Bancos preocupados com a própria liquidez decidiram, na semana passada, aumentar as reservas, o que podem fazer tomando empréstimos de outros bancos. Empréstimos com essas taxas subiram com a demanda maior. Tanto a taxa dos fed funds quanto a Taxa Interbancária do Mercado de Londres tiveram forte alta na quinta.

O Fed, que conduz a política monetária manejando a taxa dos Fed Funds, foi obrigado a injetar dinheiro no sistema para baixar a taxa até o nível desejado. E o BCE emprestou US$ 130 bilhões a bancos europeus.

Se o pânico corrente é apenas medo irracional, então essas injeções de caixa poderão permitir que o novo sistema financeiro supere o mau tempo. Dinheiro pode ser emprestado aos detentores de títulos de recebimento duvidoso, eliminando a necessidade de vendê-los. À medida que se revelarem bons, empréstimos poderão ser saldados e todos ficarão felizes.

Por outro lado, se muitos desses títulos se mostrarem tão ruins quanto agora se teme, alguns desses empréstimos não serão bons e poderá haver mais falências financeiras.

Na quinta-feira, os preços das ações caíram na Europa e se mantiveram em queda nos EUA em meio a especulações sobre quais outros donos dos títulos em dificuldade poderiam surgir.
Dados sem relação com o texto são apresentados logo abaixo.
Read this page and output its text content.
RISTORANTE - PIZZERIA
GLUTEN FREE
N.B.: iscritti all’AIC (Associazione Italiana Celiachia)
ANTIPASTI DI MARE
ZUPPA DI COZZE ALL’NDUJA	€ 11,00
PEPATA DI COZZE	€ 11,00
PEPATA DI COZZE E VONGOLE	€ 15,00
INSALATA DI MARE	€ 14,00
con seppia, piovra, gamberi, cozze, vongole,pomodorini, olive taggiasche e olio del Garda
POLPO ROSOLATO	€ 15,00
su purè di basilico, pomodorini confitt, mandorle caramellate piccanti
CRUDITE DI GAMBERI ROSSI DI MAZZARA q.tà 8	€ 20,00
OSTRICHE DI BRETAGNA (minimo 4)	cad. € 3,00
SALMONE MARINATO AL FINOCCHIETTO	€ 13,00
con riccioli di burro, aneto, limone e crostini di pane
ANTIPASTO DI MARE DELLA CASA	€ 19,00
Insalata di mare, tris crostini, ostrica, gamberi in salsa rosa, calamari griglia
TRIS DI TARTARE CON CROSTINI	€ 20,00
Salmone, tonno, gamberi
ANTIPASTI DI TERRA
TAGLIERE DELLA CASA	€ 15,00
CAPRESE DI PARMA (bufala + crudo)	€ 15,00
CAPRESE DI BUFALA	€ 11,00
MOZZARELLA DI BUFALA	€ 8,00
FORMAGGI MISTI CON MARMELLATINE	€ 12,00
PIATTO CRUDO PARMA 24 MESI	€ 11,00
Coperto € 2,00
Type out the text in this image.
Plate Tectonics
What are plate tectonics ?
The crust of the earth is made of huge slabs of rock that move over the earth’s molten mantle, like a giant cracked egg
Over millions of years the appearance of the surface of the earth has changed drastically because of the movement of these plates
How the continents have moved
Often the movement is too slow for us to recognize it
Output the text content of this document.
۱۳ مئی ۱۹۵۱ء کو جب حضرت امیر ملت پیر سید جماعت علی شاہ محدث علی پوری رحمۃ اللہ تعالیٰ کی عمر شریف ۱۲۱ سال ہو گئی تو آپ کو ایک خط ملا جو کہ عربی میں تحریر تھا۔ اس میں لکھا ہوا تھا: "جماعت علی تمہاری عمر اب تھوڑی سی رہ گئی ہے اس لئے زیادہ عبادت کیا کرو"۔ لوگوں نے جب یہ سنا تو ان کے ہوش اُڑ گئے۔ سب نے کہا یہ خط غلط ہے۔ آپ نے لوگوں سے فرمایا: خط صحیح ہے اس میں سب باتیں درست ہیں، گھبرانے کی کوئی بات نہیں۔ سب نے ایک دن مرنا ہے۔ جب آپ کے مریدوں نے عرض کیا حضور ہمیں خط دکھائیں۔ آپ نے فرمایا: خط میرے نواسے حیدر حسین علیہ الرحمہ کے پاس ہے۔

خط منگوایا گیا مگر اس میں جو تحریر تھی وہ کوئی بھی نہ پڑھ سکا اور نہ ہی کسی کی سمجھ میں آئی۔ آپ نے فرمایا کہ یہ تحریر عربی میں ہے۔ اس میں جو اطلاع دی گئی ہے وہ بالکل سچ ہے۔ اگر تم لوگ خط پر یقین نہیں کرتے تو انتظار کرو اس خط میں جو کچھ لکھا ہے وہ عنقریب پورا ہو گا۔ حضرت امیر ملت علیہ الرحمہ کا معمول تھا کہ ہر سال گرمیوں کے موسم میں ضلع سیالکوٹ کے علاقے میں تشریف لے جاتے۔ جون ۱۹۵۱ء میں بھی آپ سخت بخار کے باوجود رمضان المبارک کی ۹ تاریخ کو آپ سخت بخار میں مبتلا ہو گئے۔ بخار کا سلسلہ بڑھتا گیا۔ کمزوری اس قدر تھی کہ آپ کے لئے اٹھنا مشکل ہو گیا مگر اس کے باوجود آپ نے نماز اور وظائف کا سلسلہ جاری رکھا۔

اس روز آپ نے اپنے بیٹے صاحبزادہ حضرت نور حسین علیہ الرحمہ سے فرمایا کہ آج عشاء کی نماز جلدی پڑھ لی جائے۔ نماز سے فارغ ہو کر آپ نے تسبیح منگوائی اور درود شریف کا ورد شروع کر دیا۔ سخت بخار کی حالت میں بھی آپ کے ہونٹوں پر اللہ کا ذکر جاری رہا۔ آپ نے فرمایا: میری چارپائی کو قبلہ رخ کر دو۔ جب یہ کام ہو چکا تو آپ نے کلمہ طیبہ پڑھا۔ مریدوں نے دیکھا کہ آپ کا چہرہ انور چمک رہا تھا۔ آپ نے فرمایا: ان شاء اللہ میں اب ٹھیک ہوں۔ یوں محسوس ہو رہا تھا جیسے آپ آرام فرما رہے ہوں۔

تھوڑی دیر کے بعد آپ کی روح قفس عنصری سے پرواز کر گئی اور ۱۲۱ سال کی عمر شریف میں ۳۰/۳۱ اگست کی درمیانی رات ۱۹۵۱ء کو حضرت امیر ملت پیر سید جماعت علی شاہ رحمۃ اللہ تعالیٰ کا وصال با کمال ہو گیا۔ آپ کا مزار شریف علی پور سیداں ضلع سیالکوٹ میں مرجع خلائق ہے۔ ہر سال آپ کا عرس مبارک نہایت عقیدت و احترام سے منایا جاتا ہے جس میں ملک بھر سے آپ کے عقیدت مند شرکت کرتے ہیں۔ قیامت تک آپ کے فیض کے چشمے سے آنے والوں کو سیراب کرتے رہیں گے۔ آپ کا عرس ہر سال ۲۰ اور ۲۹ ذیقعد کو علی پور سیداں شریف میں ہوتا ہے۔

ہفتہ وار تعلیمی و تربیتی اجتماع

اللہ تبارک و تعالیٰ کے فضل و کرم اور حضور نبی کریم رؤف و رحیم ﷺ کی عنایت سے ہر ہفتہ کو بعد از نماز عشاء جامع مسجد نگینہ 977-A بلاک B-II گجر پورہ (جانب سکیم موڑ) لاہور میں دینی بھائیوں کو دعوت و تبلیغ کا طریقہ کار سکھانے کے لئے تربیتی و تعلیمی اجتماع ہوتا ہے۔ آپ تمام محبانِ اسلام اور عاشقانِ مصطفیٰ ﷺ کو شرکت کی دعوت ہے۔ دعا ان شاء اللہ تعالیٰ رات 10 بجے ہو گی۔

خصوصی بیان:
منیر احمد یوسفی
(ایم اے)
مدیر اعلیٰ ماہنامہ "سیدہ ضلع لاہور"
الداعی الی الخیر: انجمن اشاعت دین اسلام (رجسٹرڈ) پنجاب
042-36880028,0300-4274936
Mas os preços das ações americanas continuam acima dos níveis para os quais caíram em fevereiro, após queda súbita no mercado chinês, e muitos investidores acham que tudo funcionará de maneira aceitável.

Os bancos centrais, embora fundamentais para lidar com a perda de fé no novo sistema financeiro, perderam influência. Os empréstimos poderiam ser arranjados por instituições não bancárias, não sujeitas a reguladores, e os reguladores estavam hesitando em impor regras que não se aplicariam a todos os emprestadores.

Os emprestadores venderam títulos para financiar hipotecas que permitiram que as pessoas tomassem empréstimos com taxas temporariamente menores que as projetadas pelo Fed. Isso retardou o impacto das tentativas do Fed de elevar os juros em 2005 e 2006.

'Isso é importante porque significa que a queda no mercado imobiliário provavelmente vai prosseguir', disse Barbera. Se a economia americana continuar se enfraquecendo, o Fed poderá ser obrigado a reduzir as taxas de juros antes do esperado, mesmo que essa medida ameace o valor do dólar.

Os preços no mercado futuro de Fed Funds mostram que há apenas algumas semanas os investidores achavam que não haveria nenhum desafogo do Fed este ano. Agora parecem acreditar que uma medida dessas é altamente provável e alguns a esperam já em setembro.

Mas a influência do Fed é limitada quando os emprestadores se tornam avessos ao risco. 'O ímpeto de baixar taxas de juros pode não ajudar, se não lhe permitirem tomar empréstimos, em primeiro lugar', disse Kingman Penniman, presidente da KDP Investment Advisors. O Fed não foi criado para lidar com o novo sistema financeiro, mas essa é sua única opção.